The French Interior Ministry said 250,000 people turned out to protest, 75,000 of them in Paris. Despite rainy and windy weather, those who fear that the elections will produce France's first far-right government since World War II gathered at Place de la Republique before marching through eastern Paris. Up to 21,000 police and gendarmes were deployed.
The protesters held placards reading "Liberty for all, Equality for all and Fraternity with all" and "Let's break frontiers, documents for all, no to the immigration bill".
In the French Riviera city of Nice, protesters marched down Jean Medecin Avenue, chanting against the National Rally, its leader Jordan Bardella as well as against President Emmanuel Macron. Local police said 2,500 people took part.
Hollande, France's president from 2012 to 2017, left office with record levels of unpopularity.
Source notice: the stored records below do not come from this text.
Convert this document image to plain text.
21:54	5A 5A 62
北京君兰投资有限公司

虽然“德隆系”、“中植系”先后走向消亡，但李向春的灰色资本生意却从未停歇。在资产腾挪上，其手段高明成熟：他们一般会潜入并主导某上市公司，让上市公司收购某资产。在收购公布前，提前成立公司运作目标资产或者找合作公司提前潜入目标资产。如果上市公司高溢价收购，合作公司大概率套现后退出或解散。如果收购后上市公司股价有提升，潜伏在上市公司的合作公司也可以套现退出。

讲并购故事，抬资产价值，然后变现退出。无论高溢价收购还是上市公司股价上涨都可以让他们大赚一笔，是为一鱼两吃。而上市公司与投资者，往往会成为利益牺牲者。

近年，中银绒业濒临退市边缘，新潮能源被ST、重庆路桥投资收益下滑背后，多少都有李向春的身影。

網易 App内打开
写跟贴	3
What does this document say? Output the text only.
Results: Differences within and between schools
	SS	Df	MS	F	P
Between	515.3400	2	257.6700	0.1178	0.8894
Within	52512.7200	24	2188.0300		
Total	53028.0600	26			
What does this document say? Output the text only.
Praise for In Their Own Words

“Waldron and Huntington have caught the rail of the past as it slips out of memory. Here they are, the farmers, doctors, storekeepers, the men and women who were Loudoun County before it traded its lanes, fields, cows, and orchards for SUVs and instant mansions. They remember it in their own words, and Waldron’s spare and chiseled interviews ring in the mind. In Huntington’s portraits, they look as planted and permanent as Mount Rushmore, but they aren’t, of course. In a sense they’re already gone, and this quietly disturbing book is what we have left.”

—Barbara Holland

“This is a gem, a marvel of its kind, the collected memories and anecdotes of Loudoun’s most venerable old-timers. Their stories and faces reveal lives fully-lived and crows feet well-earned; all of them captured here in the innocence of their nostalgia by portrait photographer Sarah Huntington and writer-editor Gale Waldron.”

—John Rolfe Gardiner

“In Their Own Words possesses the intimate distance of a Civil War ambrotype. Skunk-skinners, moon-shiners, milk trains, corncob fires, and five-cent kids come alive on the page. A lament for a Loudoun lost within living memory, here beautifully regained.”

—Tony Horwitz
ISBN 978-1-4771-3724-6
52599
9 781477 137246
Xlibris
He is hated by parts of the radical left, and even the Socialist leadership regards him with suspicion.
He said he would stand as an MP for the southwestern Correze department for the New Popular Front, a left-wing grouping formed for the elections that includes the Socialists and Greens.
"An exceptional decision for an exceptional situation," Hollande told reporters in the department's Tulle town, explaining his comeback.
Hollande has already backed the new broad left-wing alliance, saying that we "must all do everything to make sure the far right does not come to power in France".
Crowds have been gathering daily since the anti-immigration National Rally made historic gains in the European Parliament elections recently, crushing President Emmanuel Macron's pro-business moderates and prompting him to dissolve the National Assembly.
New elections for the lower house of parliament were set in two rounds, for June 30 and July 7.
Macron remains president until 2027 and is in charge of foreign policy and defense, but his presidency would be weakened if the National Rally wins and takes power of the government and domestic policy.
"We need a democratic and social upsurge — if not the extreme right will take power," French unions said in a statement on Friday. "Our Republic and our democracy are in danger."
Opinion polls suggest the National Rally will be ahead in the first round of the parliamentary elections. The party came out on top in the European elections, garnering more than 30 percent of the vote cast in France, almost twice as many votes as Macron's party Renaissance.
In the remaining three years of Macron's term in office, he would retain control over foreign affairs and defense regardless of the result of the French parliamentary elections.